Percorso: Ponte del Guat - Rifugio Gnutti - Pantano del Miller - Passo dell’Adamello - Monte Adamello

Tempo Escursione: Circa 12 ore

Distanza: 24,39 km

Ascesa: 2045 metri

Discesa: 2033 metri

Quota massima: 3539 metri

Quota minima: 1529 metri

Segnavia: CAI 23 - Via Attrezzata Terzulli - Ghiacciaio e traccia per la Vetta del Monte Adamello

Difficoltà: EEA/PD Passaggi di II° grado sulla Via Terzulli 

L’Adamello è la montagna più bella ed affascinante della Val Camonica. La salita dal Ponte del Guat è sicuramente molto faticosa, ma permette di compiere un’escursione a dir poco fantastica e permette agli alpinisti che la percorrono di godere di un’ambiente bellissimo, che passa dal classico sentiero di montagna, alla salita sugli sfasciumi morenici nella Val Miller, alla via attrezzata Terzulli, fino al ghiacciaio del Pian di Neve… A mio avviso non manca nulla per rendere questa ascensione una delle più belle delle nostre Alpi. Ma andiamo con ordine…

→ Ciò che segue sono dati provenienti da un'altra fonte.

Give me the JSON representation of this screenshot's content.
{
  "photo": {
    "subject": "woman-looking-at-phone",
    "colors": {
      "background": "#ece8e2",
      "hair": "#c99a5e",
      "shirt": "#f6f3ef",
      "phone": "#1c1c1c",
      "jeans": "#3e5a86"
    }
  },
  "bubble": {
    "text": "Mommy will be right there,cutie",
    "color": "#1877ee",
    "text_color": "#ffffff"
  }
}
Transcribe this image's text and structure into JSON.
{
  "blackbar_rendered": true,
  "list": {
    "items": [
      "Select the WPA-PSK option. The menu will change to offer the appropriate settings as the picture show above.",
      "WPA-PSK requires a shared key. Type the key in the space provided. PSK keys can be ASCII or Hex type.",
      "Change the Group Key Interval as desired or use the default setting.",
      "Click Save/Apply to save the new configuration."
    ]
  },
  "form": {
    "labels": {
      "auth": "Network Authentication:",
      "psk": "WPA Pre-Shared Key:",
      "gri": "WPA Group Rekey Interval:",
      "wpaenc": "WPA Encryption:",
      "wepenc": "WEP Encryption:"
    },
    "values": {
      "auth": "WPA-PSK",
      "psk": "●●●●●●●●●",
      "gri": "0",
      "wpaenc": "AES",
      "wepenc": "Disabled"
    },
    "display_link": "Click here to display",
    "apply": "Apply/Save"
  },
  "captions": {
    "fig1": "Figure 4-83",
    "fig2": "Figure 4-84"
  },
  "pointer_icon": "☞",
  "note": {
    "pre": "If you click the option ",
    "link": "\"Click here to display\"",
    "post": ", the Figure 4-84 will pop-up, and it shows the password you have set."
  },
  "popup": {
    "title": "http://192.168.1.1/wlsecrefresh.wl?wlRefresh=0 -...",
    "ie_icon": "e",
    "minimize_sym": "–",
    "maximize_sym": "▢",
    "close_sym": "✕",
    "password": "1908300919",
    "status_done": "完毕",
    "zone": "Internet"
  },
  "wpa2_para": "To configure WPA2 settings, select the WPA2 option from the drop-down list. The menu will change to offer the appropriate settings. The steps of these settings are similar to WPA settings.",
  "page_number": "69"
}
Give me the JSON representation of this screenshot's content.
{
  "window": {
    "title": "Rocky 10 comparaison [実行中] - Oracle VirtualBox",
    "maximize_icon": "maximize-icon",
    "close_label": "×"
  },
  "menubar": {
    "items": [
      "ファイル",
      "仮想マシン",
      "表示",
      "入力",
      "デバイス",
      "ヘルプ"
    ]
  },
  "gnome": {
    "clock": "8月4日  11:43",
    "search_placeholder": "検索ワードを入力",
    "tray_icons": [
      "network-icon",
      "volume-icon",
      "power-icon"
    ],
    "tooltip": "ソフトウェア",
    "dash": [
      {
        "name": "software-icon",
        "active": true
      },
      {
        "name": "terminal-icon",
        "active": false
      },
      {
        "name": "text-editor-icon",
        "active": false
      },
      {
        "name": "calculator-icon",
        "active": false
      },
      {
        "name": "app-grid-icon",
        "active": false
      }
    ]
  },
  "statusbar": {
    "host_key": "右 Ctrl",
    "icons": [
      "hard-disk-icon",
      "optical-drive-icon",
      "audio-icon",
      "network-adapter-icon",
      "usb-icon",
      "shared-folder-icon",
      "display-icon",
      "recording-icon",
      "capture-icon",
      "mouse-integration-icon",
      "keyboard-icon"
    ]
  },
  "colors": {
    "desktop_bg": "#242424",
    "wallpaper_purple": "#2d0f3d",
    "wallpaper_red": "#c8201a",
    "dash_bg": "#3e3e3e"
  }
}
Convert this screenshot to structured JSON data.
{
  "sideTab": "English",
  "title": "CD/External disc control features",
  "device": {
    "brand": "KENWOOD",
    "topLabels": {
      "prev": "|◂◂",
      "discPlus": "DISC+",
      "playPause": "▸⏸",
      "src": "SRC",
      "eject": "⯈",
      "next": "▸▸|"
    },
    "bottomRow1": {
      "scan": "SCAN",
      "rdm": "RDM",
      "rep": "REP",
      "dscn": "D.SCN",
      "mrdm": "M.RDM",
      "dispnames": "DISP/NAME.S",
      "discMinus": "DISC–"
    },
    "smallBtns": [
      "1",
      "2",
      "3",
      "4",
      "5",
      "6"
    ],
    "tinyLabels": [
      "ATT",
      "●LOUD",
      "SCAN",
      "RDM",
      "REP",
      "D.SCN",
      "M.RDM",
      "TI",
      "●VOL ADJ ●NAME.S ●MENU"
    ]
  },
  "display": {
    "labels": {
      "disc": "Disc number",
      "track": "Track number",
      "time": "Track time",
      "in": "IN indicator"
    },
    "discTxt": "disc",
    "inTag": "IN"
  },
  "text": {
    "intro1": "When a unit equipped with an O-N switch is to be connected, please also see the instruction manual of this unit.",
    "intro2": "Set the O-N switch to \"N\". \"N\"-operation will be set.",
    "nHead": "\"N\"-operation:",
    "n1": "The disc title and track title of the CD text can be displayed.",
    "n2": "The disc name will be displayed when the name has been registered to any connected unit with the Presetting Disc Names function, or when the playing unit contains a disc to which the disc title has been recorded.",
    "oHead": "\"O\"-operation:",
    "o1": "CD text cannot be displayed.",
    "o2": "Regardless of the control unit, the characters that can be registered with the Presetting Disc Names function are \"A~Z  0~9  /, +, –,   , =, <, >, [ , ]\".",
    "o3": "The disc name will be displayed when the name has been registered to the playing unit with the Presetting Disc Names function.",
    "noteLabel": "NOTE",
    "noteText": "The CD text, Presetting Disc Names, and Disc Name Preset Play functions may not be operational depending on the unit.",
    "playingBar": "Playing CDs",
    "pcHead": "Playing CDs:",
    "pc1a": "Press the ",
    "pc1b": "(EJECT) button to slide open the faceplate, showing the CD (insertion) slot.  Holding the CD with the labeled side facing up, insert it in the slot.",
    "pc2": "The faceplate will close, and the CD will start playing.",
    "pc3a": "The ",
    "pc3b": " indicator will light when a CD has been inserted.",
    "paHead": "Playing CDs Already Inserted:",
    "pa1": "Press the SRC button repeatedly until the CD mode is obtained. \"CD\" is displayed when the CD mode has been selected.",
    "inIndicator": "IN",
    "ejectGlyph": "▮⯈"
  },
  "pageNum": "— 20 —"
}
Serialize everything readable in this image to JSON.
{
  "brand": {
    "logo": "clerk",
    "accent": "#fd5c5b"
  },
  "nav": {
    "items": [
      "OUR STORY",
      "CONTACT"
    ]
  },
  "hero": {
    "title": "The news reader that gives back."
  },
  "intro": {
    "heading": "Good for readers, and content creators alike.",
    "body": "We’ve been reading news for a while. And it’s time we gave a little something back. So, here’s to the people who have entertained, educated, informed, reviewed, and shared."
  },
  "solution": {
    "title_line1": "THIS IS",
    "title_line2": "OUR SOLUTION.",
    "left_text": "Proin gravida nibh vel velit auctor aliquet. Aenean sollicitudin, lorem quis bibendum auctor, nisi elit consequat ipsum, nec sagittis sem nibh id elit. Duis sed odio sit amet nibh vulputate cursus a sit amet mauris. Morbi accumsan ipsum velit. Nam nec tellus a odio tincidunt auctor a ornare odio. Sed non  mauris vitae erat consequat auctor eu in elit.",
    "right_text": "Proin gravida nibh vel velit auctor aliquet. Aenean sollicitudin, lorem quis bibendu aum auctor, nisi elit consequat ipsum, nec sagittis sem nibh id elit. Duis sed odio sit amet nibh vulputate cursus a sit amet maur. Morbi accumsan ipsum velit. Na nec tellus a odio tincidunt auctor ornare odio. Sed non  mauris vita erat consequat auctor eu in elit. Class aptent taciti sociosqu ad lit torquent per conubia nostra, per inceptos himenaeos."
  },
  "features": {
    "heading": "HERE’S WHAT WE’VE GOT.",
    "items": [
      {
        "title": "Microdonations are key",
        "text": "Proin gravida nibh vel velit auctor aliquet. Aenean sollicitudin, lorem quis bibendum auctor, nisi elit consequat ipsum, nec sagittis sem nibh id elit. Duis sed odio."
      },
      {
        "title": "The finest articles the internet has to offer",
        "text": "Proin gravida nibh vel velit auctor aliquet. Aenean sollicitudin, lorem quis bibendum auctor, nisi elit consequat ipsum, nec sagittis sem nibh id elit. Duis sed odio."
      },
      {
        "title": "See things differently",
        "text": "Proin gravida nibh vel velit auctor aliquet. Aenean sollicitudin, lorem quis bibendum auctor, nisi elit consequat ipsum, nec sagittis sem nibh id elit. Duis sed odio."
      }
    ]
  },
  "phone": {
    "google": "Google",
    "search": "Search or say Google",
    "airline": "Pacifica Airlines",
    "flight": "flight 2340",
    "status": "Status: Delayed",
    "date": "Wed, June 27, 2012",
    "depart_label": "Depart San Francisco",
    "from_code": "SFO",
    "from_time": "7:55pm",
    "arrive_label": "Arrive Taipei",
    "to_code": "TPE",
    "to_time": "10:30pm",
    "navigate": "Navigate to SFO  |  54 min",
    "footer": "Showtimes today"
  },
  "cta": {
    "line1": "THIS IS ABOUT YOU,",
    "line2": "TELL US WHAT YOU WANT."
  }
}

In questa avventura sono in compagnia di Giuseppe e Giusi. Partiamo dalla Val Malga, più precisamente da Ponte del Guat (Malonno BS) circa alle 16. Posteggiata l’auto nell’ampio parcheggio iniziamo a risalire sull’ampia carrareccia che conduce alla Malga Premassone (m.1585) dove è anche presente un parcheggio a pagamento. Abbandonata la carrareccia continuiamo su sentiero n.23, sempre ben segnalato, che ci porta in circa mezz’ora alle “Scale del Miller”, ripidi scalini a tratti ricavati nella roccia. Superate le “scale” (che permettono, vista la ripidezza, di guadagnare un metro a passo) lo scenario si apre sulla Val Miller e sulle montagne che ne fanno da coronamento. Ancora un’ultimo sforzo ed eccoci arrivare al Rifugio Serafino Gnutti (m.2175) poco dopo le 18 e giusto in tempo per la cena. Qualche foto al tramonto, un paio di chiacchiere con il rifugista ed i clienti presenti ed alle 22 tutti a nanna… Per l’Adamello si parte prima dell’alba!

Panorama

La sveglia è alla 4,30 ma non ci coglie impreparati. La tensione e la voglia di salire non permettono di dormire comodamente come a casa, ma ci permettono comunque di riposare. Una rapida colazione e dopo meno di un’ora siamo sul sentiero, muniti di lampada frontale e carichi di tutto punto. La prima tappa della giornata è il “pantano del miller” cosi chiamato per i numerosi corsi d’acqua che lo percorrono. Superato il pantano inizia a fare capolino l’alba, avvolta dalla nebbia bassa che nasconde le montagne attorno a noi. Sperando in un miglioramento seguiamo i bolli bianco-rossi e gli omini di pietre che ci conducono in un’ambiente molto più severo e roccioso. Salendo buchiamo le nuvole e la nebbia circostante, vedendo finalmente quello che ci circonda… Il Corno Miller svetta imponente sopra di noi. Alternando tratti su granito a tratti su sfasciumi arriviamo all’attacco della Via Terzulli (m.2900 circa). Ci concediamo una pausa per indossare casco ed imbrago ed iniziamo l’ascesa lungo la via attrezzata, dove sono presenti fittoni e catene per i passaggi più impegnativi (max II° grado). La via non può essere definita ferrata in quanto la catena non è sempre presente ma la troviamo solo nei punti più esposti e difficili. Negli ultimi 50 metri è presente anche una variante di IV° grado, per chi naturalmente se la sente! La Via sbuca al Passo dell’Adamello (m.3249) direttamente sul ghiacciaio del Pian di Neve, il più grande d’Italia. Alla nostra destra il Corno Miller, alla nostra sinistra spicca invece il Rè indiscusso della zona. Il monte Adamello! In cielo non c’è una nuvola ed il panorama è fantastico…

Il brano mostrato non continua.